Joël Braud, vous avez perdu d’avance ! Vous faites appel à la raison, à une analyse rationnelle et "froide", avec un long texte argumenté, face à quelqu’un qui joue sur l’émotion et qui en deux coups de cuiller à pot a résolu le problème de la criminalité.

Face au portrait d’une adolescente sauvagement assassinée, vous ne pouvez que passer pour le salaud insensible de service.

> Eh bien non Monsieur Brasseur !
19 décembre 2011, par MM  

C’est bien votre article, M. Braud,qui est totalement extrêmiste et même totalitaire dans la mesure où vous n’êtes pas capable d’accepter une idée contraire à la votre. Quoi que l’on pense de la peine de mort, on peut admettre au moins l’idée que ce sujet puisse être débattu. A cet égard, dire que c’est hors débat parce que la loi ne l’admet plus est un non sens. Une loi peut être abrogée et c’est bien ce que l’on a fait pour celle qui reconnaissait la peine de mort. Votre verbe haineux, condescendant et bien pensant donnerait presque l’envie de soutenir le retour de la peine de mort pour le seul plaisir de vous contredire.

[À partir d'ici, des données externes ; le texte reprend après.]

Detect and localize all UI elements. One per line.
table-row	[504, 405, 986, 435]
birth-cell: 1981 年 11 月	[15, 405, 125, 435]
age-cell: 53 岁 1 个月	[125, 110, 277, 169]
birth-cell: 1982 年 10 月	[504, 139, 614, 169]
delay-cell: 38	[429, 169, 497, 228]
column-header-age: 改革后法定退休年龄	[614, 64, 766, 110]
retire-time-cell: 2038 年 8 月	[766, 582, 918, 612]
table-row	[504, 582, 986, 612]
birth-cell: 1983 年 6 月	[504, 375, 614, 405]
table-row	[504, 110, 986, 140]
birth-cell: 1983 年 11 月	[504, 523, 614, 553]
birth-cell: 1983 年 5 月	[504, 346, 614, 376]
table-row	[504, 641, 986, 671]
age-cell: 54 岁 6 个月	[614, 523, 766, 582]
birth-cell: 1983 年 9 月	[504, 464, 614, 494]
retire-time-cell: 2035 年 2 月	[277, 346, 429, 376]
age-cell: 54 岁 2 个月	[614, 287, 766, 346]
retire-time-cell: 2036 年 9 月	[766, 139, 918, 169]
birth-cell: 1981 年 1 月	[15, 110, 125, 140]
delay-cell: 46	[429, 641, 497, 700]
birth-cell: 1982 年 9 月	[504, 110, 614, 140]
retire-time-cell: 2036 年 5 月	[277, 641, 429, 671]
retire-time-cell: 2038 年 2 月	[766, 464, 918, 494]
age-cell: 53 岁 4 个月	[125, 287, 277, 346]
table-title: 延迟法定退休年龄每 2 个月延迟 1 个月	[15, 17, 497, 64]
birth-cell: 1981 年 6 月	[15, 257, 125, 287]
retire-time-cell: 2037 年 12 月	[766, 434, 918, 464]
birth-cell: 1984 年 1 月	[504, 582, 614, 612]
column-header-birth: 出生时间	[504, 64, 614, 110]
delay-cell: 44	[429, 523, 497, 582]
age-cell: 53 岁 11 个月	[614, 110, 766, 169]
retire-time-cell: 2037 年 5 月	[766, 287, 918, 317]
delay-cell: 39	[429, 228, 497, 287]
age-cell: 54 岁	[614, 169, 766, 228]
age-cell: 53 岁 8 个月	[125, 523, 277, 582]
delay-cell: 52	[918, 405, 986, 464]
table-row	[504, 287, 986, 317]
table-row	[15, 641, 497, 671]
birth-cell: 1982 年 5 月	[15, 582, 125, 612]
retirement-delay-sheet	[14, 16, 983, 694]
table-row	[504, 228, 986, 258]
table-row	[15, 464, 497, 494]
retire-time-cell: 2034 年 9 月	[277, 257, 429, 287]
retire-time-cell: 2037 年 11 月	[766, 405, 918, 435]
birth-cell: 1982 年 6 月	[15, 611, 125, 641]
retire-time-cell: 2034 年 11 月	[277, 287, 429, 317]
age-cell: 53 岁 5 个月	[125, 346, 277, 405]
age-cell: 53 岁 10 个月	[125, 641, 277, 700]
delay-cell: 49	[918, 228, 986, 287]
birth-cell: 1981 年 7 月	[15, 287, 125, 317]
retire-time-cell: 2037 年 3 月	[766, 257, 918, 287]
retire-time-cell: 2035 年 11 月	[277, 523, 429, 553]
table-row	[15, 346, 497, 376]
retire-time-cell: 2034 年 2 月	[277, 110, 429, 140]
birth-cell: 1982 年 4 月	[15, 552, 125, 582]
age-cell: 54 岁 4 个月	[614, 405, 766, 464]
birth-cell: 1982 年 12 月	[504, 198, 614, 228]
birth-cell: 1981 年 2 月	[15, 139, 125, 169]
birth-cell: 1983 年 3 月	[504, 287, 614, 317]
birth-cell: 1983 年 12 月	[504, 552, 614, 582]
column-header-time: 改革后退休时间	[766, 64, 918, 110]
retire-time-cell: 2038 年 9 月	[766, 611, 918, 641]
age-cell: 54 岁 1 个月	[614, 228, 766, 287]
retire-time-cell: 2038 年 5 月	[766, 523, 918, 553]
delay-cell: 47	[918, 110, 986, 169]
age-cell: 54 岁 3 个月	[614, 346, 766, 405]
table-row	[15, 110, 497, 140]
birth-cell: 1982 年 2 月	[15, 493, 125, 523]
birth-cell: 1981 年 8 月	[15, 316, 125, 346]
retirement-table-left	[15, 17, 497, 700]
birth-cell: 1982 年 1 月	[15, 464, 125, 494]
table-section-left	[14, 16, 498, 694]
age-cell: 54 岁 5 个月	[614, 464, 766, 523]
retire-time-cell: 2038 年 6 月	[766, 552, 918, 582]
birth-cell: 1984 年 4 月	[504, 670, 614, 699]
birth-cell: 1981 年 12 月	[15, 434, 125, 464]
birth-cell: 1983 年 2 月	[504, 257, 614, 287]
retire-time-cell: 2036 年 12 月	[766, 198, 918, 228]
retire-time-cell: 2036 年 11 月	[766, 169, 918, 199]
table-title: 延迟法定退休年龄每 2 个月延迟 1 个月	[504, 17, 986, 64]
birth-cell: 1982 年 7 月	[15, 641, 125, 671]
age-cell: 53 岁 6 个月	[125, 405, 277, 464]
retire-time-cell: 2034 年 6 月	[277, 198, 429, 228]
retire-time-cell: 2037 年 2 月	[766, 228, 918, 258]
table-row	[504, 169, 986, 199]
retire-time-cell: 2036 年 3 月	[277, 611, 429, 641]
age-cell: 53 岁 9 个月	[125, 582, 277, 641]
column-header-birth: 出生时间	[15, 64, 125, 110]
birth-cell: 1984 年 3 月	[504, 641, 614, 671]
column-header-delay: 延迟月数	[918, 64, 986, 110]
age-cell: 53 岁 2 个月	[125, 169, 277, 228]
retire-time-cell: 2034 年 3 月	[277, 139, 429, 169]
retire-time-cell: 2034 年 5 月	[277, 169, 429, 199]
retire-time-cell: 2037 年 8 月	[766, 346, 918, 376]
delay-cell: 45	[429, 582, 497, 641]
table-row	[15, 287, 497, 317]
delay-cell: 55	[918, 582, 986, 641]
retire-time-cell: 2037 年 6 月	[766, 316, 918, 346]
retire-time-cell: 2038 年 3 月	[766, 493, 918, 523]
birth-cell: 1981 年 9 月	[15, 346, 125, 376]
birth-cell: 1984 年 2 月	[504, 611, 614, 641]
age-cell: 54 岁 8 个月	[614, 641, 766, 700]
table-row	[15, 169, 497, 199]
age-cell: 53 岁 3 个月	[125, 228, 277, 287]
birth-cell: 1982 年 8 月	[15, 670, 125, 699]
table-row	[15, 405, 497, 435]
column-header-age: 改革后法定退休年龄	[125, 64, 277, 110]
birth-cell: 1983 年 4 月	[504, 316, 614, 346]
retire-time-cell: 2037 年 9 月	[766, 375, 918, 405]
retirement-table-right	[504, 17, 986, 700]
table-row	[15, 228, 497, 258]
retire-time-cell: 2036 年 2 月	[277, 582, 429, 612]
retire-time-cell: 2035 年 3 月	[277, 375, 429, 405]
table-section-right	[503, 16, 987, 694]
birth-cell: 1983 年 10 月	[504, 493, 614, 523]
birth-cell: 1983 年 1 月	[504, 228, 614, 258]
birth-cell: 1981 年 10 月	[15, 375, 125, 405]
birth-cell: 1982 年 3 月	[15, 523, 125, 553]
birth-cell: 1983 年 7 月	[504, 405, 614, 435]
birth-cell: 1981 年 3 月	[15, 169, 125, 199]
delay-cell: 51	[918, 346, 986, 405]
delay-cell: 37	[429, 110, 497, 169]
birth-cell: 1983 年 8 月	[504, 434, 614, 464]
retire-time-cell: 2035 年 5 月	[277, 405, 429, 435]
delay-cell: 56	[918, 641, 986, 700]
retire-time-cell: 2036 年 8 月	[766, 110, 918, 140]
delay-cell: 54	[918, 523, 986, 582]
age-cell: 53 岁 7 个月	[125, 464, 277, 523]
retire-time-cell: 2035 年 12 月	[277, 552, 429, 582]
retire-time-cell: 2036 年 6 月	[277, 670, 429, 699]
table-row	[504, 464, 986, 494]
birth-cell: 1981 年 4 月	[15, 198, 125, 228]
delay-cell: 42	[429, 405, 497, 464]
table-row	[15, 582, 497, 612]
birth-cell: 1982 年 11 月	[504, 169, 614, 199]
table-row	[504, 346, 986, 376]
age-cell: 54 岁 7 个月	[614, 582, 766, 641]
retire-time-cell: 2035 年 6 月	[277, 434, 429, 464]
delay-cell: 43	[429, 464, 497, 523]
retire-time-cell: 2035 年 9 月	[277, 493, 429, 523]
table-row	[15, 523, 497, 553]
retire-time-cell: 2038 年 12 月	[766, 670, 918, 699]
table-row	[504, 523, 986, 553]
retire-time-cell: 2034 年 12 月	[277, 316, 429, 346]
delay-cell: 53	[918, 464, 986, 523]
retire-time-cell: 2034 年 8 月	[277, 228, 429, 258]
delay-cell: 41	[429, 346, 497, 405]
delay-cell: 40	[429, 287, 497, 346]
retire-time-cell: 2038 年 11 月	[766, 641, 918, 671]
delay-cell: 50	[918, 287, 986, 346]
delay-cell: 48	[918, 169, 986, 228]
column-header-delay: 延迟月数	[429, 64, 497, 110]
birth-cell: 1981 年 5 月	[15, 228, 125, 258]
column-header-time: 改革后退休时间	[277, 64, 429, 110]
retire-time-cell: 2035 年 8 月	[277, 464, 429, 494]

Apprenez donc à respecter les opinions des autres.

  • > Eh bien non Monsieur Brasseur !
    19 décembre 2011, par Maximo  

    MM :

    A@P montre au contraire qu’elle respecte (trop ?) les opinions des autres en publiant l’autre article ET sa réponse (celui-ci).

    Cependant, vous avez raison sur un point, MM : il ne faut jamais dire que ce débat n’est plus possible parce que, en effet, ce qu’a fait une loi, même constitutionnelle, une autre loi peut le défaire mais surtout car ce serait baisser la garde face à la bête immonde et risquer de se faire surprendre sans avoir aiguisé ses armes. Et c’est autrement plus grave !!